Отрезвление приходит моментально, а вместе с ним похмелье. В блокадном Ереване все малейшие радости вроде нелегально проведенного света оказываются иллюзией. Сако может забыть о своей мечте — проекте Музея Комитаса; Седе непонятно как теперь защищать диссертацию о Байроне в венецианской обители мхитаристов; тревогу вызывает и несчастная сестра Сако с русским именем Нина — и без того настрадавшаяся за короткую жизнь девушка пишет письма на фронт к неотесанному, вульгарному и даже жутковатому Рубо.
Начавшееся с ликования, основное действие романа завершается катастрофой — терактом в Национальном собрании Армении, среди жертв которого был премьер-министр Вазген Саргсян, национальный герой республики.

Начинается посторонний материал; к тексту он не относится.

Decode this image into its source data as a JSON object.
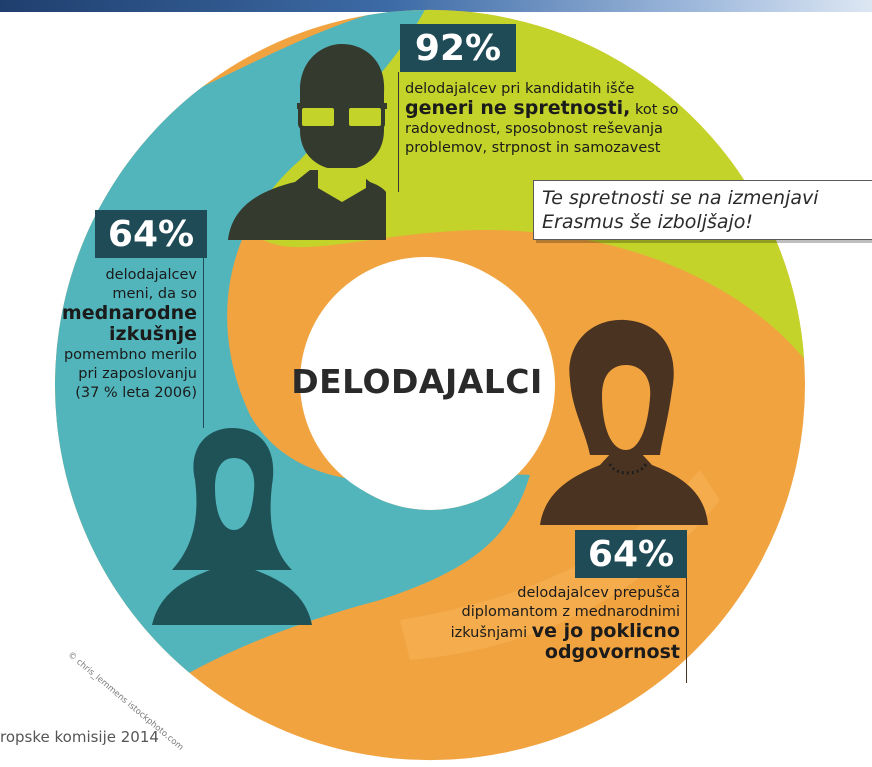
{
  "colors": {
    "green": "#c3d32a",
    "orange": "#f1a340",
    "teal": "#52b5bb",
    "dark_box": "#1e4b55",
    "silhouette_green": "#343a2e",
    "silhouette_orange": "#4a3320",
    "silhouette_teal": "#1f5257"
  },
  "icons": [
    "man-with-glasses-icon",
    "woman-short-hair-icon",
    "woman-long-hair-icon"
  ],
  "center_label": "DELODAJALCI",
  "callout": {
    "line1": "Te spretnosti se na izmenjavi",
    "line2": "Erasmus še izboljšajo!"
  },
  "stat_top": {
    "percent": "92%",
    "line1": "delodajalcev pri kandidatih išče",
    "line2_bold": "generi ne spretnosti,",
    "line2_rest": " kot so",
    "line3": "radovednost, sposobnost reševanja",
    "line4": "problemov, strpnost in samozavest"
  },
  "stat_left": {
    "percent": "64%",
    "line1": "delodajalcev",
    "line2": "meni, da so",
    "line3_bold": "mednarodne",
    "line4_bold": "izkušnje",
    "line5": "pomembno merilo",
    "line6": "pri zaposlovanju",
    "line7": "(37 % leta 2006)"
  },
  "stat_bottom": {
    "percent": "64%",
    "line1": "delodajalcev prepušča",
    "line2": "diplomantom z mednarodnimi",
    "line3_rest": "izkušnjami ",
    "line3_bold": "ve jo poklicno",
    "line4_bold": "odgovornost"
  },
  "credit": "© chris_lemmens istockphoto.com",
  "footer": "ropske komisije 2014"
}
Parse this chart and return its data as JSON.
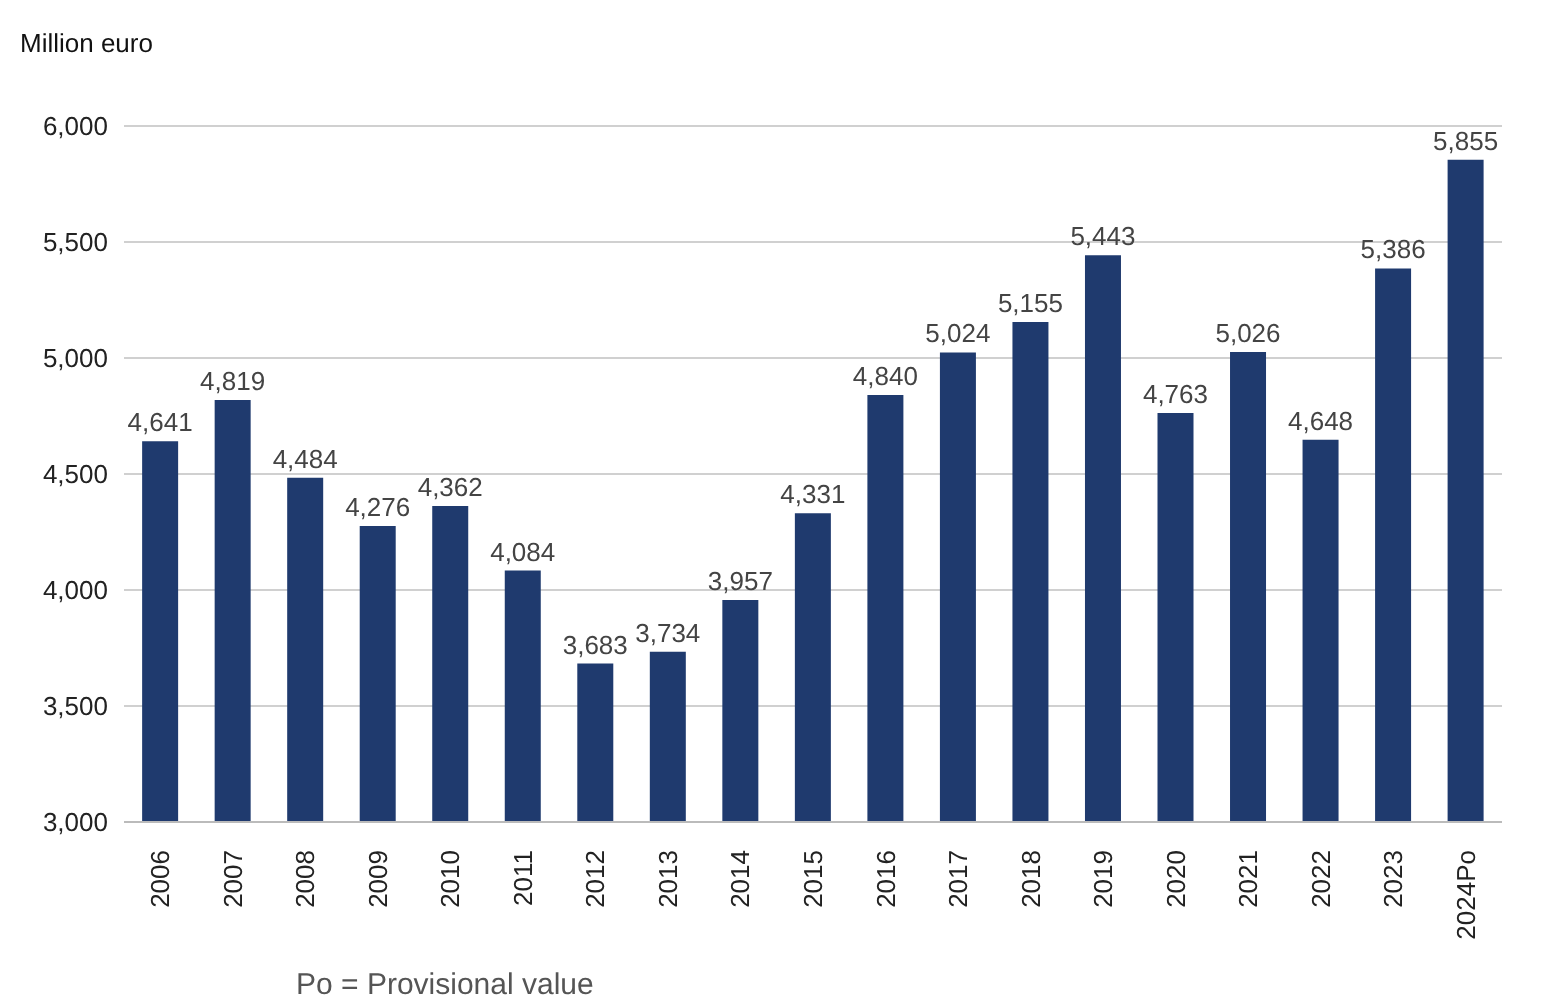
{
  "chart_data": {
    "type": "bar",
    "ylabel": "Million euro",
    "categories": [
      "2006",
      "2007",
      "2008",
      "2009",
      "2010",
      "2011",
      "2012",
      "2013",
      "2014",
      "2015",
      "2016",
      "2017",
      "2018",
      "2019",
      "2020",
      "2021",
      "2022",
      "2023",
      "2024Po"
    ],
    "values": [
      4641,
      4819,
      4484,
      4276,
      4362,
      4084,
      3683,
      3734,
      3957,
      4331,
      4840,
      5024,
      5155,
      5443,
      4763,
      5026,
      4648,
      5386,
      5855
    ],
    "value_labels": [
      "4,641",
      "4,819",
      "4,484",
      "4,276",
      "4,362",
      "4,084",
      "3,683",
      "3,734",
      "3,957",
      "4,331",
      "4,840",
      "5,024",
      "5,155",
      "5,443",
      "4,763",
      "5,026",
      "4,648",
      "5,386",
      "5,855"
    ],
    "color": "#1f3a6e",
    "ylim": [
      3000,
      6000
    ],
    "yticks": [
      {
        "value": 3000,
        "label": "3,000"
      },
      {
        "value": 3500,
        "label": "3,500"
      },
      {
        "value": 4000,
        "label": "4,000"
      },
      {
        "value": 4500,
        "label": "4,500"
      },
      {
        "value": 5000,
        "label": "5,000"
      },
      {
        "value": 5500,
        "label": "5,500"
      },
      {
        "value": 6000,
        "label": "6,000"
      }
    ],
    "grid": "y",
    "annotations": [
      "Po = Provisional value"
    ]
  }
}
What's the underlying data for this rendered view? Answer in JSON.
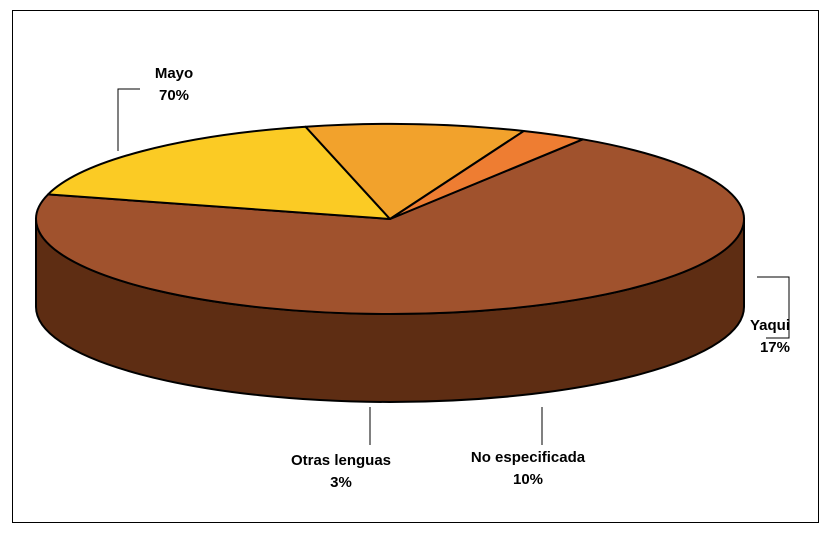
{
  "chart_data": {
    "type": "pie",
    "title": "",
    "three_d": true,
    "start_angle_deg": -57,
    "slices": [
      {
        "label": "Mayo",
        "pct_label": "70%",
        "value": 70,
        "top_color": "#A0522D",
        "side_color": "#5E2D13"
      },
      {
        "label": "Yaqui",
        "pct_label": "17%",
        "value": 17,
        "top_color": "#FBCB24",
        "side_color": "#8F7A30"
      },
      {
        "label": "No especificada",
        "pct_label": "10%",
        "value": 10,
        "top_color": "#F2A22C",
        "side_color": "#8B5A1F"
      },
      {
        "label": "Otras lenguas",
        "pct_label": "3%",
        "value": 3,
        "top_color": "#EE7D32",
        "side_color": "#8B4A1E"
      }
    ],
    "legend": "none",
    "data_labels": "outside with leader lines"
  }
}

Путь от национального триумфа до опустошительного краха занял меньше десяти лет.
«Демонтаж» написан по-русски и адресован, соответственно, к русскоязычной аудитории, преимущественно равнодушной к истории, культуре, трагедиям и скорбям «братских» народов вчерашней империи. Из-за этого рождается специфическая структура текста, которую я бы назвал «диалог автора с заведомо безразличным читателем». Последнему сразу же сообщаются огромные массивы базовых сведений о народе, ставшем героем повествования: за что исторически боролась партия дашнаков, кто такие уже упомянутый Комитас, Егише Чаренц, Мартирос Сарьян и Гарегин Нжде, как по-армянски будет «кофе», где готовят хоровац и как черствеет матнакаш.
Вскоре становится ясно, что это еще и разговор подчеркнуто отсутствующего автора с самим собой — московским армянином, который пытается проговорить и прояснить свои чувства к исторической родине, обнаружить место если не себя лично, то хотя бы своего класса в коллективной трагедии народа. Один из самых ценных мотивов «Демонтажа» — особая роль интеллигенции в войне за Нагорный Карабах.
Сейчас стороннему наблюдателю (а тем более — вовлеченному) сложно понять истинные причины кровопролитного конфликта, охватившего Южный Кавказ в конце 1980-х и продолжающегося до сих пор (пишу эти строки в двести сорок седьмой день блокады Нагорно-Карабахской Республики). Да, Сумгаитский погром и Спитакское землетрясение посеяли среди армян поистине эсхатологические настроения — еще были живы люди, которые застали младотурецкий геноцид, и постоянные вспышки насилия вкупе со страшным стихийным бедствием наводили на мысли о скором конце времен, об окончательной гибели нации. Или ее же возрождении. Фидаины ставили на второе: к тому моменту армянские националисты, рассеянные по всему миру, показали, что готовы на самые решительные меры.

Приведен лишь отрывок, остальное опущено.